Once a decade passes and we find animals with beta-coronviruses which have the same kinds of furin cleavage sites, I'm sure the goalposts will move again.
That likely did happen, but Charles Darwin was the geneticist that executed the gain of function experiment via serial passage through that many animals.
> Have you read the fine article? It cites more than a few papers.
Yes, i read it. The ability to construct bibliographic references is also a fairly widely-held and unimpressive skill.
>There are several curious features about this insert but the oddest is that of the two side-by-side CGG codons.

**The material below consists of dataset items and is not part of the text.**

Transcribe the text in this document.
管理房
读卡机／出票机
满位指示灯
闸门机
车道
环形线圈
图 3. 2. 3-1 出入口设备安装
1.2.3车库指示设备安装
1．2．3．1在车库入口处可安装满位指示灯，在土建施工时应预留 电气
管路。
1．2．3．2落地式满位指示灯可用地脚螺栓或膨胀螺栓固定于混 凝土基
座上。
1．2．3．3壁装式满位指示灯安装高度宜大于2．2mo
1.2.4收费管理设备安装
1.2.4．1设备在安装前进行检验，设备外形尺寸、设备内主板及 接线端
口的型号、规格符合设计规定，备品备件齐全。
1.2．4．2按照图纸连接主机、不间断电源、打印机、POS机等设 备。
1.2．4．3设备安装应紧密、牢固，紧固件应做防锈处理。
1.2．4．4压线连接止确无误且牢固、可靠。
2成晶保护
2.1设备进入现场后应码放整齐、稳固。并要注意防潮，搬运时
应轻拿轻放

Only 5 percent of SARS2’s arginine codons are CGG, and the double codon CGG-CGG has not been found in any other beta-coronavirus. https://thebulletin.org/2021/05/the-origin-of-covid-did-peop...
According to the article, the database of sequences for the WIV samples had been deleted before the pandemic became widespread, so there was no way to verify this, but also somewhat suspicious.
>you then do not get SARS-CoV-2 out of passing that through mice, you get a mouse virus. You'd need to pass it serially through something with a human-like ACE2 like minks.
From the article:
>Using the gene-editing technology known as CRISPR, the researchers had engineered mice with humanized lungs, then studied their susceptibility to SARS-CoV-2. As the NSC officials worked backward from the date of publication to establish a timeline for the study, it became clear that the mice had been engineered sometime in the summer of 2019, before the pandemic even started.
So, it's likely they had mice with humanized lung and ACE2 receptors, no?